2. Quantitative approach
However, it proved difficult to maintain this view in a conception, developed particularly during the time of scientific revolution, which “expects, man to be able to compel nature and bend it to his normative desires”. To “govern disease” would, in this conception, mean “to become acquainted with its relations to the normal state, which the living man – loving life – wants to regain”; in short, a theoretical need emerged for establishing scientific pathology by linking to physiology, i.e., to make it “a natural extension of physiology” (41-2):
“The end result of this evolutionary process is the formation of a theory of the relations between the normal and the pathological, according to which the pathological phenomena found in living organisms are nothing more than quantitative variations, greater or lesser according to corresponding physiological phenomena. Semantically, the pathological is designated as departing from the normal not so much by a- or dys- as by hyper- or hypo-. While retaining the ontological theory’s soothing confidence in the possibility of technical conquest of disease, this approach is far from considering health and sickness as qualitatively opposed, or as forces joined in battle. The need to reestablish continuity in order to gain more knowledge for more effective action is such that the concept of disease would finally vanish. The conviction that one can scientifically restore the norm is such that in the end it annuls the pathological. Disease is no longer the object of anguish for the healthy man; it has become instead the object of study for the theorist of health. It is in pathology, writ large, that we can unravel the teachings of health, rather as Plato sought in the institutions of the State the larger and more easily readable equivalent of the virtues and vices of the individual soul.” (42-3)

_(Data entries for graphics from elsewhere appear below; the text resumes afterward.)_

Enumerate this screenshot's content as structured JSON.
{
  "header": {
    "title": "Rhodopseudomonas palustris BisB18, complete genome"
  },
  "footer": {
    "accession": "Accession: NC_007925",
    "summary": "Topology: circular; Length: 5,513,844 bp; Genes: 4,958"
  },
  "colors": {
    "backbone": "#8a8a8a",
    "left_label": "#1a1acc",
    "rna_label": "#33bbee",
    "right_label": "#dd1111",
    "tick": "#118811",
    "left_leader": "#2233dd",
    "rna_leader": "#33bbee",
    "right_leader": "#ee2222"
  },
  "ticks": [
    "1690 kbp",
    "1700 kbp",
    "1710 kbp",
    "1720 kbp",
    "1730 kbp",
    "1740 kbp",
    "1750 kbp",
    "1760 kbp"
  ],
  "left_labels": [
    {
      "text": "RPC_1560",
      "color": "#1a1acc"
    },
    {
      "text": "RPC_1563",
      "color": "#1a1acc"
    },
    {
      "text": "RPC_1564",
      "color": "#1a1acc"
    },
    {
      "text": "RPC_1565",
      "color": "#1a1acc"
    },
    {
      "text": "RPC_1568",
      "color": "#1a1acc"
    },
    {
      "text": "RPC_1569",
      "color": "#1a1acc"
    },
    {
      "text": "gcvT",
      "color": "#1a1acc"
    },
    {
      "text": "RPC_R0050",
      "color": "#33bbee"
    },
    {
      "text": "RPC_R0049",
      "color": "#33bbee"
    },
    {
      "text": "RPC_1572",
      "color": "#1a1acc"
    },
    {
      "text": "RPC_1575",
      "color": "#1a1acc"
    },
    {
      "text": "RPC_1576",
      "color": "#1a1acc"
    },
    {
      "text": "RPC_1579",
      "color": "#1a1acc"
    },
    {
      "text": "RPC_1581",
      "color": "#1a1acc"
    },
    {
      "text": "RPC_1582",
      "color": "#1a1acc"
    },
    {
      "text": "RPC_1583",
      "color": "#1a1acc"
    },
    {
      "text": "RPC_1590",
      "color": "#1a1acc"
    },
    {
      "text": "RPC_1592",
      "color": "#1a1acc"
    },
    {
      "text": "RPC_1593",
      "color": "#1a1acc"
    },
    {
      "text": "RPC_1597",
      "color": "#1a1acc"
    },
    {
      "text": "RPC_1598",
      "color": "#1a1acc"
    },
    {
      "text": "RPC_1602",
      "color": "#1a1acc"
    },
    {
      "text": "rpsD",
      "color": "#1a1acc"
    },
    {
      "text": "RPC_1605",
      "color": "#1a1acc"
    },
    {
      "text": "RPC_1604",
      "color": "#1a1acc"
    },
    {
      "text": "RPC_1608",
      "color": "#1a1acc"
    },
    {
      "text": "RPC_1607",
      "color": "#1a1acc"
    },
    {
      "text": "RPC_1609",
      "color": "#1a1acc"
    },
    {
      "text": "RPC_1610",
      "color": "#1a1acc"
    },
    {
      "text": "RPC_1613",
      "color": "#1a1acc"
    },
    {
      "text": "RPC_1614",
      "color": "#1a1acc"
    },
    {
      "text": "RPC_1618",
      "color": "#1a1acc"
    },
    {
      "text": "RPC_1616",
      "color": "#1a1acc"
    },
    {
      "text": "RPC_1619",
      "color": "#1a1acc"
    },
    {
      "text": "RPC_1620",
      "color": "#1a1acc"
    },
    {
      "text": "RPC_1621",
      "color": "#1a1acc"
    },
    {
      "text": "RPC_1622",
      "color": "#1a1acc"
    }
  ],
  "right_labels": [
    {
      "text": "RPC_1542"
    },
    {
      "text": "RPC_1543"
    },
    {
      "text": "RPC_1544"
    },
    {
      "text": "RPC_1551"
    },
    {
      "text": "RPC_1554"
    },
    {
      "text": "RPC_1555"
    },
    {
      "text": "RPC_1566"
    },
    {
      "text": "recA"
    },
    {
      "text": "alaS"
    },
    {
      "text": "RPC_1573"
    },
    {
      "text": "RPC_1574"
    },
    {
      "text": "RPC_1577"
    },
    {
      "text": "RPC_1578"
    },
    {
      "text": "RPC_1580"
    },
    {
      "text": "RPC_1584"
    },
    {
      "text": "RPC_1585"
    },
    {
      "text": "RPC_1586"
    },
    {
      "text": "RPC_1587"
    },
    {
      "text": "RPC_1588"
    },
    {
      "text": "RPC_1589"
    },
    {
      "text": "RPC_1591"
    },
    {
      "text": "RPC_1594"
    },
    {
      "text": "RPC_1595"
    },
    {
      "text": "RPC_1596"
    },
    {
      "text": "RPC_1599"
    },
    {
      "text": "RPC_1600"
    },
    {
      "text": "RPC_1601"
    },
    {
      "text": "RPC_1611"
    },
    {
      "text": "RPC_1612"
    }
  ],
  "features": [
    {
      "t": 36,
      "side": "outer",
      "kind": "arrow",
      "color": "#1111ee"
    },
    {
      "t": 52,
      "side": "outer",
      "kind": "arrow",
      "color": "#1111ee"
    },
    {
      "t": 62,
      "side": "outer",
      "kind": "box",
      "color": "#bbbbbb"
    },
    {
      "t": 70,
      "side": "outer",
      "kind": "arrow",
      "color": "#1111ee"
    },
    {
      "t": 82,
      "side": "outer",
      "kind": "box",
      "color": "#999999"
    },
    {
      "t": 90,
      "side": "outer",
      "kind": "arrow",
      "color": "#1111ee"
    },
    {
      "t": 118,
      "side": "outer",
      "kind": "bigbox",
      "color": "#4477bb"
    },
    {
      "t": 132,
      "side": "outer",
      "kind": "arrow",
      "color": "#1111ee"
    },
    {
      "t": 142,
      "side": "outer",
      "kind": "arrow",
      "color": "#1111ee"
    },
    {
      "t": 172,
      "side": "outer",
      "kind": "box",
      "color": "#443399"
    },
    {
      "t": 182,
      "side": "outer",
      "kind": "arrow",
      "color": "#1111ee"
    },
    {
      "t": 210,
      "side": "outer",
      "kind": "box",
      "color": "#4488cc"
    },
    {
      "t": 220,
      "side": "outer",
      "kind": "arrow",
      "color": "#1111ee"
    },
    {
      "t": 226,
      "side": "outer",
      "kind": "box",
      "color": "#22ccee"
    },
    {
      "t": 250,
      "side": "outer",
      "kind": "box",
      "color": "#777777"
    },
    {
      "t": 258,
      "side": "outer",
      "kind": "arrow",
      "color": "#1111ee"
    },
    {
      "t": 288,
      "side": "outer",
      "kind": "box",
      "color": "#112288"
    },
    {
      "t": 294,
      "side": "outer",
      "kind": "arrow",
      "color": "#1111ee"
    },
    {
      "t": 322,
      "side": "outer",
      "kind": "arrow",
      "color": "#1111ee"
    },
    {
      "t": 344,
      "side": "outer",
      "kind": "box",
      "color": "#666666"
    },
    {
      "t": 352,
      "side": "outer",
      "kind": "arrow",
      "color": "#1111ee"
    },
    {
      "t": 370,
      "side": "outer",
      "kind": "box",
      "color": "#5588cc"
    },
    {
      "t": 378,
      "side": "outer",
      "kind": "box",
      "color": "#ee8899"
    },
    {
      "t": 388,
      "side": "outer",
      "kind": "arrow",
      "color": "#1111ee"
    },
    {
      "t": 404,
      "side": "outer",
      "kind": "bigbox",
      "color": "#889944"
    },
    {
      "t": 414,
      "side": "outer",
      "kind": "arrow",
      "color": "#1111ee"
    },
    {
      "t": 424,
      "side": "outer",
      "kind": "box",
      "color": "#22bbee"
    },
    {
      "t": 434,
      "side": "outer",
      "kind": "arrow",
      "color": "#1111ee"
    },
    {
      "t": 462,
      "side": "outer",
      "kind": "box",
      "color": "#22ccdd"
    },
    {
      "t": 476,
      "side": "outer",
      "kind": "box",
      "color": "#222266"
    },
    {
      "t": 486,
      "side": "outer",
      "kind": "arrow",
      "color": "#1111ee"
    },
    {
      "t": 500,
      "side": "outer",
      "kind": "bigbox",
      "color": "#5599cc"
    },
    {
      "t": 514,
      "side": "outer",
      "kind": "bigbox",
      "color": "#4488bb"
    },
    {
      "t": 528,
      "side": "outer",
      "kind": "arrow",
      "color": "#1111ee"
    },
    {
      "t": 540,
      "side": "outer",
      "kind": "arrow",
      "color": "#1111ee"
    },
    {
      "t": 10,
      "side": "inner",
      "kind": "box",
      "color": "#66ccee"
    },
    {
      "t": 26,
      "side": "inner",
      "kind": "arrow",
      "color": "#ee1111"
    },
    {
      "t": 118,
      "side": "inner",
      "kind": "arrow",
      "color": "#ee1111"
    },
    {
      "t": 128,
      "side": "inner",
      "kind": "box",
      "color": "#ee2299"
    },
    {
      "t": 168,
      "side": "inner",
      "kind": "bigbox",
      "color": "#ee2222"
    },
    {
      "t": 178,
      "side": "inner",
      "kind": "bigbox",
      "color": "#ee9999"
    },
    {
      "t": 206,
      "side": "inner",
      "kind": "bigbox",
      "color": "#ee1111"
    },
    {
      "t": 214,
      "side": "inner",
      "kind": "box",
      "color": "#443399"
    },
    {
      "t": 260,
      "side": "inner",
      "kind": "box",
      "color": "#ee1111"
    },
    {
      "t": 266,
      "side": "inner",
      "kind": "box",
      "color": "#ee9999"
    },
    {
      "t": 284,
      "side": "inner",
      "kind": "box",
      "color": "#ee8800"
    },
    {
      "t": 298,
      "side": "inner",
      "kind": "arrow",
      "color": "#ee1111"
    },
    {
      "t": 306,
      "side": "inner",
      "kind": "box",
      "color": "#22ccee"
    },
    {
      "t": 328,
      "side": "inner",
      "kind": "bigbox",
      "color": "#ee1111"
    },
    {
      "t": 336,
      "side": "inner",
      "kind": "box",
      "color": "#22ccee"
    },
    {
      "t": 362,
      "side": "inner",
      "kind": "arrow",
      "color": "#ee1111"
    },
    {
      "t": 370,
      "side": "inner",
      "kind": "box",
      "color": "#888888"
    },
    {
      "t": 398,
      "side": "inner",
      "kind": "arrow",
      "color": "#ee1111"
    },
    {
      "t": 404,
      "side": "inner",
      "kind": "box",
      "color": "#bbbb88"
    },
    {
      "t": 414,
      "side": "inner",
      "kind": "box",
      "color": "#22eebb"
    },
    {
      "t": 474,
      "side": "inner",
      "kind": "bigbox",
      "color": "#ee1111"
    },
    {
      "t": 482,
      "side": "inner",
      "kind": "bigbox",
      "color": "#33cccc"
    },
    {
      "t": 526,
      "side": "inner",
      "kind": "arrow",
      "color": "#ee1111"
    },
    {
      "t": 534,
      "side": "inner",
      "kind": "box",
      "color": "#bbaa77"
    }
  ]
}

The quantitative approach received an additional boost in the 19th century, when the “real identity of normal and pathological vital phenomena” became a “kind of scientifically guaranteed dogma”. This dogma, says C., was expounded in France by two figures: Auguste Comte and Claude Bernard, each working under different circumstances and following different intentions:
(a) Comte: he based his doctrine on the work of Broussais, and moved in the direction: pathological → normal; here, the identity remains purely conceptual;
(b) Bernard: he based his doctrine on a lifetime of experimentation, and moved in the direction: normal → pathological; here, the identity is presented in quantitative, numerical terms (43-4).
By calling the theory in question a dogma, C. says, he does “not mean at all to disparage it, but rather to stress its scope and repercussions” (44). He then goes on to provide, in a few brief and general strokes, a portrayal of the dissemination of Comte’s (44-5) and Bernard’s ideas (45), respectively. What is crucial here is the following:
“These summary indications must suffice to show that the thesis whose meaning and importance we are trying to define has not been invented for the sake of the cause. The history of ideas cannot be superimposed perforce on the history of science. But as scientists lead their lives as men in an environment and social setting that is not exclusively scientific, the history of science cannot neglect the history of ideas. In following a thesis to its logical conclusion, it could be said that the modifications it undergoes in its cultural milieu can reveal its essential meaning.” (46)
The reason why he chose to focus on Comte and Bernard is because they played the role of “standard bearers”. To their ideas he will also add those of Leriche’s, which are much discussed in medicine and physiology.